US retailers shrugged off chilly weather in March

US retailers shrugged off chilly weather in March

US retailers weathered all manner of obstacles - including chilly weather, the late Easter holiday and higher fuel prices - to top downbeat March forecasts, according to results posted yesterday (7 April), as shoppers continued to head to the stores to spend.

"Sustained growth in jobs and income may be helping to alleviate some of the pain," says said Frank Badillo, senior economist at Kantar Retail. 
 
"What's encouraging is that the Easter-related letup in sales wasn't as severe as expected by a number of retailers - especially in light of the additional drag of higher fuel prices."

Easter falls on 24 April this year, three weeks later than last year's 4 April.
 
According to Kantar Retail, same-store sales were up 2.5% in March. But while any gains are good, the consultancy and research firm points out this momentum is slower than the 4.4% rise booked last month and 9.2% in March last year. The month's tally was also less than half of last year's combined 5.7% gain for March and April.

"Most retail sectors continued to record solid growth year-over-year," agrees Michael McNamara, vice president, research and analysis for MasterCard Advisors SpendingPulse, which follows retail sales across all payment forms.

Industry observers are also keeping a close eye on gasoline prices, which are now above $3.50 a gallon.

"Compared to March 2010, we're seeing drivers pump less gasoline," McNamara says. "Based on what we've observed in the last three to four years, high gasoline prices typically result in consumers consolidating shopping trips, shopping closer to home, and making fewer trips to the brick and mortar locations."

That said, e-commerce sales seem to have benefited from this trend - with online apparel sales up by 18.7%, making this the 16th straight double-digit increase.

For the apparel segment as a whole, year-on-year retail sales were up by 4.4% - the eighth consecutive month of gains.
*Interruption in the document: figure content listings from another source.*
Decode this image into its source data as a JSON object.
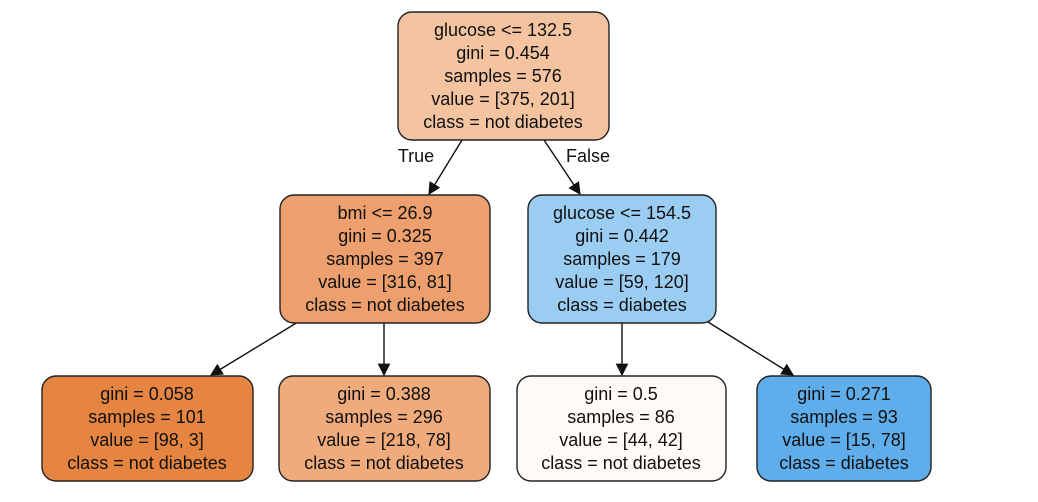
{
  "diagram": {
    "type": "decision-tree",
    "colors": {
      "root": "#f4c3a0",
      "left_internal": "#eda06d",
      "right_internal": "#9bcdf3",
      "leaf_1": "#e58541",
      "leaf_2": "#f0ab7c",
      "leaf_3": "#fefaf6",
      "leaf_4": "#5fadea",
      "stroke": "#222222"
    },
    "nodes": {
      "root": [
        "glucose <= 132.5",
        "gini = 0.454",
        "samples = 576",
        "value = [375, 201]",
        "class = not diabetes"
      ],
      "left": [
        "bmi <= 26.9",
        "gini = 0.325",
        "samples = 397",
        "value = [316, 81]",
        "class = not diabetes"
      ],
      "right": [
        "glucose <= 154.5",
        "gini = 0.442",
        "samples = 179",
        "value = [59, 120]",
        "class = diabetes"
      ],
      "leaf1": [
        "gini = 0.058",
        "samples = 101",
        "value = [98, 3]",
        "class = not diabetes"
      ],
      "leaf2": [
        "gini = 0.388",
        "samples = 296",
        "value = [218, 78]",
        "class = not diabetes"
      ],
      "leaf3": [
        "gini = 0.5",
        "samples = 86",
        "value = [44, 42]",
        "class = not diabetes"
      ],
      "leaf4": [
        "gini = 0.271",
        "samples = 93",
        "value = [15, 78]",
        "class = diabetes"
      ]
    },
    "edge_labels": {
      "true": "True",
      "false": "False"
    }
  }
}
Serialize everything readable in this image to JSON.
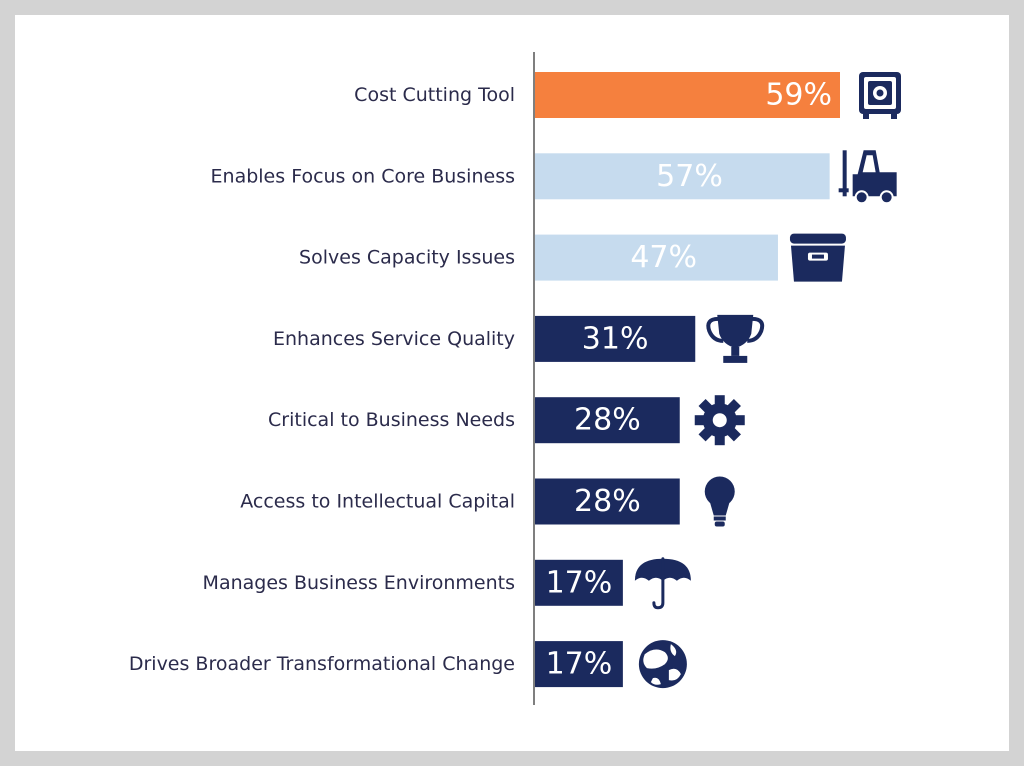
{
  "chart_data": {
    "type": "bar",
    "orientation": "horizontal",
    "categories": [
      "Cost Cutting Tool",
      "Enables Focus on Core Business",
      "Solves Capacity Issues",
      "Enhances Service Quality",
      "Critical to Business Needs",
      "Access to Intellectual Capital",
      "Manages Business Environments",
      "Drives Broader Transformational Change"
    ],
    "values": [
      59,
      57,
      47,
      31,
      28,
      28,
      17,
      17
    ],
    "value_labels": [
      "59%",
      "57%",
      "47%",
      "31%",
      "28%",
      "28%",
      "17%",
      "17%"
    ],
    "bar_colors": [
      "#f5803e",
      "#c6dbee",
      "#c6dbee",
      "#1b2a5e",
      "#1b2a5e",
      "#1b2a5e",
      "#1b2a5e",
      "#1b2a5e"
    ],
    "label_colors": [
      "#ffffff",
      "#ffffff",
      "#ffffff",
      "#ffffff",
      "#ffffff",
      "#ffffff",
      "#ffffff",
      "#ffffff"
    ],
    "icons": [
      "safe-icon",
      "forklift-icon",
      "storage-bin-icon",
      "trophy-icon",
      "gear-icon",
      "lightbulb-icon",
      "umbrella-icon",
      "globe-icon"
    ],
    "icon_color": "#1b2a5e",
    "title": "",
    "xlabel": "",
    "ylabel": "",
    "xlim": [
      0,
      60
    ],
    "grid": false,
    "legend": "none"
  }
}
Children's wear stayed above 10%, while the women's category was in the 6-7% range. The only sub-sector posting a loss was footwear, with sales declining 1.6%.

Notable results in the month included Nordstrom, JC Penney, Kohl's, Macy's, Saks, Limited Brands, Buckle, Zumiez and Wet Seal. But the biggest disappointment was again Gap Inc, which blamed a 10% drop in March same-store sales on the negative impact of the Japanese earthquake.
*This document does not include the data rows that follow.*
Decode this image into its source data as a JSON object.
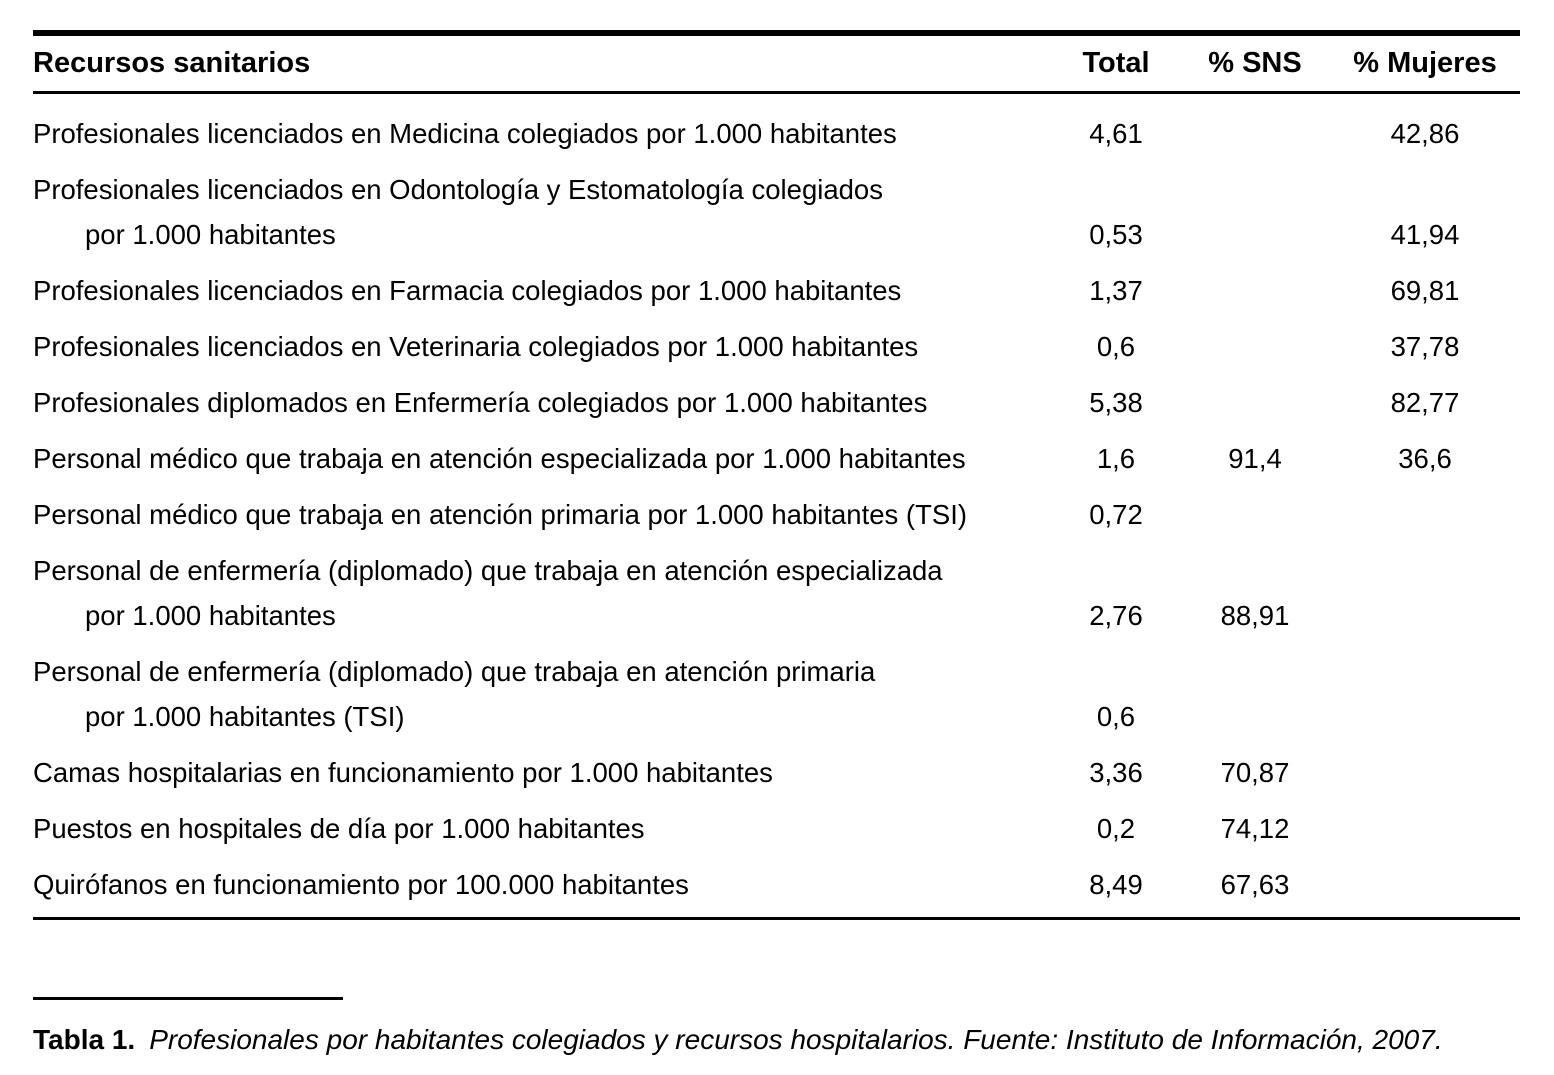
{
  "table": {
    "header": {
      "label": "Recursos sanitarios",
      "total": "Total",
      "sns": "% SNS",
      "mujeres": "% Mujeres"
    },
    "rows": [
      {
        "lines": [
          "Profesionales licenciados en Medicina colegiados por 1.000 habitantes"
        ],
        "total": "4,61",
        "sns": "",
        "mujeres": "42,86"
      },
      {
        "lines": [
          "Profesionales licenciados en Odontología y Estomatología colegiados",
          "por 1.000 habitantes"
        ],
        "total": "0,53",
        "sns": "",
        "mujeres": "41,94"
      },
      {
        "lines": [
          "Profesionales licenciados en Farmacia colegiados por 1.000 habitantes"
        ],
        "total": "1,37",
        "sns": "",
        "mujeres": "69,81"
      },
      {
        "lines": [
          "Profesionales licenciados en Veterinaria colegiados por 1.000 habitantes"
        ],
        "total": "0,6",
        "sns": "",
        "mujeres": "37,78"
      },
      {
        "lines": [
          "Profesionales diplomados en Enfermería colegiados por 1.000 habitantes"
        ],
        "total": "5,38",
        "sns": "",
        "mujeres": "82,77"
      },
      {
        "lines": [
          "Personal médico que trabaja en atención especializada por 1.000 habitantes"
        ],
        "total": "1,6",
        "sns": "91,4",
        "mujeres": "36,6"
      },
      {
        "lines": [
          "Personal médico que trabaja en atención primaria por 1.000 habitantes (TSI)"
        ],
        "total": "0,72",
        "sns": "",
        "mujeres": ""
      },
      {
        "lines": [
          "Personal de enfermería (diplomado) que trabaja en atención especializada",
          "por 1.000 habitantes"
        ],
        "total": "2,76",
        "sns": "88,91",
        "mujeres": ""
      },
      {
        "lines": [
          "Personal de enfermería (diplomado) que trabaja en atención primaria",
          "por 1.000 habitantes (TSI)"
        ],
        "total": "0,6",
        "sns": "",
        "mujeres": ""
      },
      {
        "lines": [
          "Camas hospitalarias en funcionamiento por 1.000 habitantes"
        ],
        "total": "3,36",
        "sns": "70,87",
        "mujeres": ""
      },
      {
        "lines": [
          "Puestos en hospitales de día por 1.000 habitantes"
        ],
        "total": "0,2",
        "sns": "74,12",
        "mujeres": ""
      },
      {
        "lines": [
          "Quirófanos en funcionamiento por 100.000 habitantes"
        ],
        "total": "8,49",
        "sns": "67,63",
        "mujeres": ""
      }
    ]
  },
  "caption": {
    "label": "Tabla 1.",
    "text": "Profesionales por habitantes colegiados y recursos hospitalarios. Fuente: Instituto de Información, 2007."
  }
}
Moving further into the year, higher fuel prices are likely to have an ongoing impact on shoppers, particularly those in the lower-income bracket, leaving them with less disposable income for other retail sectors. But this will be offset if households see a continuing pick-up in income and job gains in the months ahead.

The industry is also bracing itself for the impact of rising cotton, transport and labour costs. And the worry is that retailers will have to lift prices at a time when consumers have less 'extra' money or discretionary funds to spend.

One likely benefit to factor in, though, is that the shift of Easter to late April this year is expected to lead to higher same-store sales this month as shoppers begin to stock up on summer clothes.

According to the National Retail Federation, this year's Easter is the latest since 1943 and shoppers are forecast to spend $21.51 on new apparel, up from last year's $19.03. Total spending on apparel this Easter should reach $2.4bn, its '2011 Consumer Intentions and Actions' survey found.